O Legado de Manoel Carlos na Teledramaturgia Brasileira
A ministra da Cultura, Margareth Menezes, manifestou nesta sábado (10) sua profunda tristeza pela morte do aclamado autor Manoel Carlos, aos 92 anos. Em uma declaração emocionante, ela afirmou: “Hoje o Brasil se despede de um dos maiores nomes da dramaturgia nacional, o querido Manoel Carlos. Autor de personagens e histórias inesquecíveis, ele ajudou a moldar a identidade da teledramaturgia brasileira”.
Margareth continuou a homenagear o autor, enfatizando que “sua obra vai seguir viva na memória e em nossa cultura!”. Ela também ofereceu suas condolências à família e amigos, dizendo: “Deixo meus sentimentos e solidariedade neste momento”. A informação sobre a morte de Manoel Carlos foi divulgada por sua filha, Júlia Almeida, sem detalhes sobre a causa.
De acordo com um comunicado da família, o velório será restrito a familiares e amigos próximos. “A família agradece as manifestações de carinho e solicita respeito e privacidade neste momento delicado”, informaram.
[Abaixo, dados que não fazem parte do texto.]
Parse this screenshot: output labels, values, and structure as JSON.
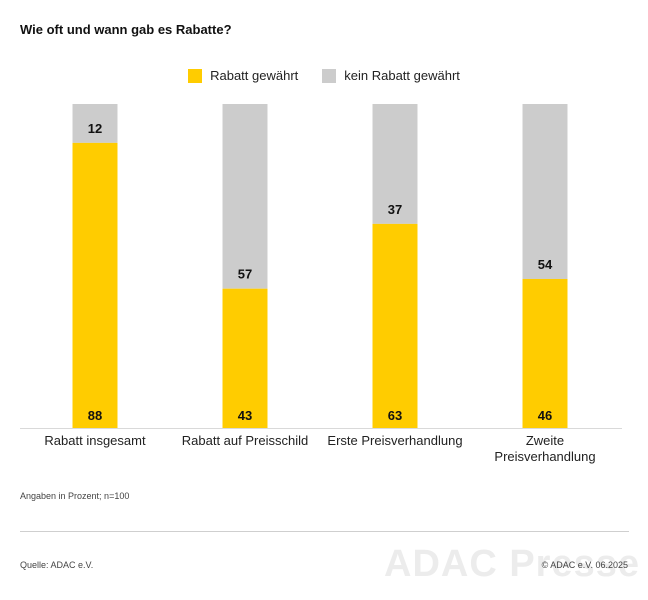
{
  "title": "Wie oft und wann gab es Rabatte?",
  "colors": {
    "granted": "#FFCC00",
    "not_granted": "#CCCCCC",
    "axis": "#d9d9d9"
  },
  "legend": [
    {
      "label": "Rabatt gewährt",
      "color": "#FFCC00"
    },
    {
      "label": "kein Rabatt gewährt",
      "color": "#CCCCCC"
    }
  ],
  "chart_data": {
    "type": "bar",
    "stacked": true,
    "categories": [
      [
        "Rabatt insgesamt"
      ],
      [
        "Rabatt auf Preisschild"
      ],
      [
        "Erste Preisverhandlung"
      ],
      [
        "Zweite",
        "Preisverhandlung"
      ]
    ],
    "series": [
      {
        "name": "Rabatt gewährt",
        "values": [
          88,
          43,
          63,
          46
        ]
      },
      {
        "name": "kein Rabatt gewährt",
        "values": [
          12,
          57,
          37,
          54
        ]
      }
    ],
    "ylim": [
      0,
      100
    ],
    "legend_position": "top-center",
    "grid": false
  },
  "note": "Angaben in Prozent; n=100",
  "source": "Quelle: ADAC e.V.",
  "copyright": "© ADAC e.V. 06.2025",
  "watermark": "ADAC Presse"
}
O impacto de Manoel Carlos na cultura brasileira é inegável, com mais de 15 novelas que marcaram a história da televisão no país.
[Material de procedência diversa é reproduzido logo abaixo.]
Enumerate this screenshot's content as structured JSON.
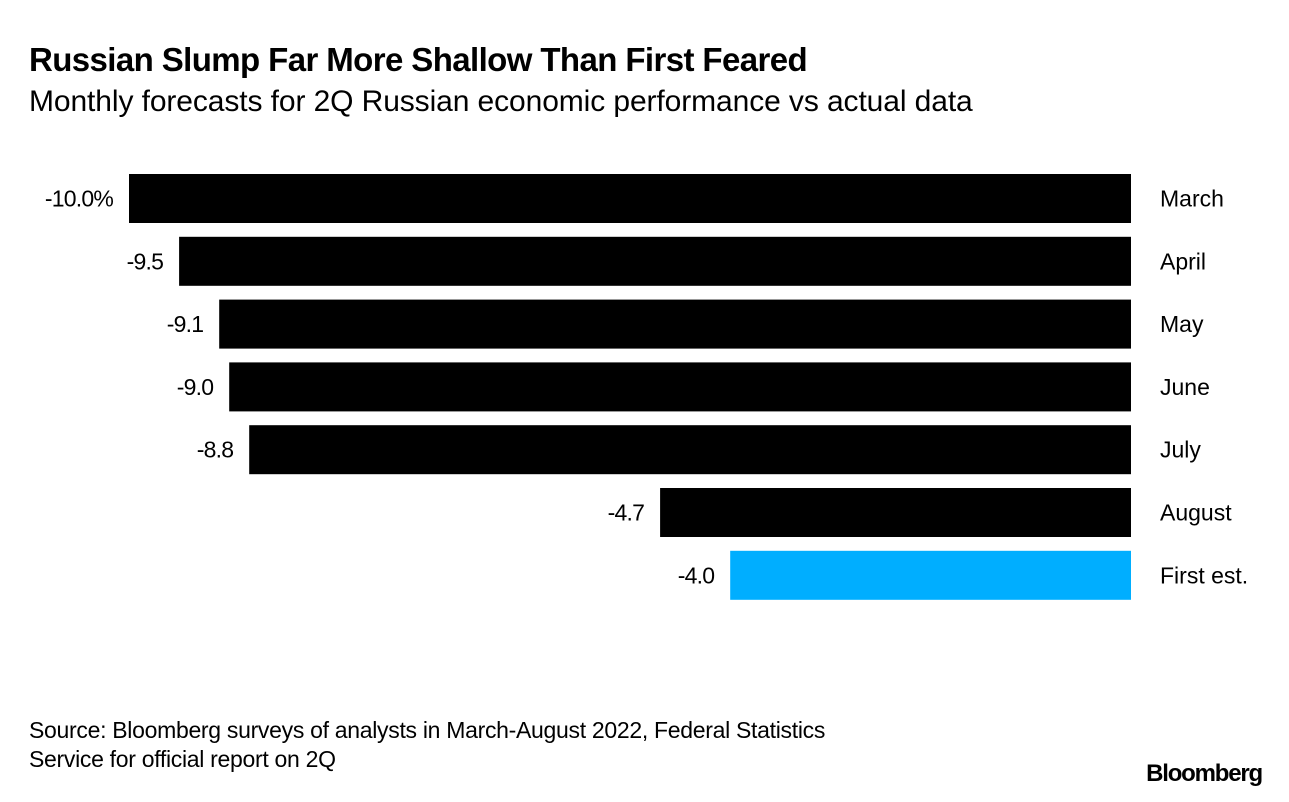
{
  "header": {
    "title": "Russian Slump Far More Shallow Than First Feared",
    "subtitle": "Monthly forecasts for 2Q Russian economic performance vs actual data"
  },
  "footer": {
    "source_line1": "Source: Bloomberg surveys of analysts in March-August 2022, Federal Statistics",
    "source_line2": "Service for official report on 2Q",
    "logo": "Bloomberg"
  },
  "chart_data": {
    "type": "bar",
    "orientation": "horizontal",
    "title": "Russian Slump Far More Shallow Than First Feared",
    "subtitle": "Monthly forecasts for 2Q Russian economic performance vs actual data",
    "xlabel": "",
    "ylabel": "",
    "unit": "%",
    "xlim": [
      -10,
      0
    ],
    "grid": false,
    "categories": [
      "March",
      "April",
      "May",
      "June",
      "July",
      "August",
      "First est."
    ],
    "values": [
      -10.0,
      -9.5,
      -9.1,
      -9.0,
      -8.8,
      -4.7,
      -4.0
    ],
    "value_labels": [
      "-10.0%",
      "-9.5",
      "-9.1",
      "-9.0",
      "-8.8",
      "-4.7",
      "-4.0"
    ],
    "colors": [
      "#000000",
      "#000000",
      "#000000",
      "#000000",
      "#000000",
      "#000000",
      "#00AEFF"
    ],
    "category_label_position": "right"
  }
}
Trajetória Notável e Contribuições
Manoel Carlos, carinhosamente conhecido como Maneco, estava afastado da TV desde 2014, quando trabalhou na novela “Em Família”. Ele foi diagnosticado com Parkinson há aproximadamente seis anos, fato que o afastou das telas. O autor deixa sua esposa, Elisabety Gonçalves de Almeida, com quem foi casado desde 1981, e duas filhas, Júlia e Maria Carolina.
Nascido em 14 de março de 1933, em São Paulo, Manoel Carlos Gonçalves de Almeida foi o filho mais novo de um comerciante e de uma professora. Desde jovem, ele mostrou interesse pela literatura e teatro, participando de um grupo na Biblioteca Municipal de São Paulo, onde teve a companhia de importantes nomes como Fernanda Montenegro e Fernando Torres.
Ele iniciou sua carreira na televisão como ator, em 1951, aos 17 anos, no programa “Grande Teatro Tupi”. Ao longo de sua trajetória, trabalhou em diversas emissoras, incluindo TV Record, TV Tupi e TV Excelsior, além de colaborar com produções renomadas como “Chico Anysio Show” e “Hebe Camargo”. Sua estreia na TV Globo aconteceu em 1972, como diretor-geral do programa “Fantástico”.
Novelas que Marcaram Época
O primeiro folhetim de Manoel Carlos foi “Maria, Maria”, exibida em 1978, adaptada do livro “Maria Dusá”. O sucesso dessa novela abriu portas para sua primeira criação autoral, “Baila Comigo”, em 1981, que apresentou a primeira protagonista Helena, vivida por Lilian Lemmertz. Ao longo da carreira, Manoel Carlos ficou conhecido por suas tramas que retratavam a vida carioca, especialmente no Leblon, e por suas personagens femininas marcantes, frequentemente nomeadas Helena.
Entre seus sucessos, estão novelas icônicas como “Sol de Verão” (1982), “Felicidade” (1991), “Por Amor” (1997), “Laços de Família” (2000) e “Mulheres Apaixonadas” (2003), refletindo uma narrativa que cativou gerações. Ele também foi responsável por minisséries impactantes, como “Presença de Anita” (2001) e “Maysa – Quando Fala o Coração” (2009), além do seriado “Malu Mulher” (1979).
Manoel Carlos deixa um legado que transcende sua obra, sendo um ícone da dramaturgia que influenciou a cultura brasileira. Sua contribuição à televisão e à formação de histórias que tocam a alma do povo é um testemunho de sua genialidade como autor.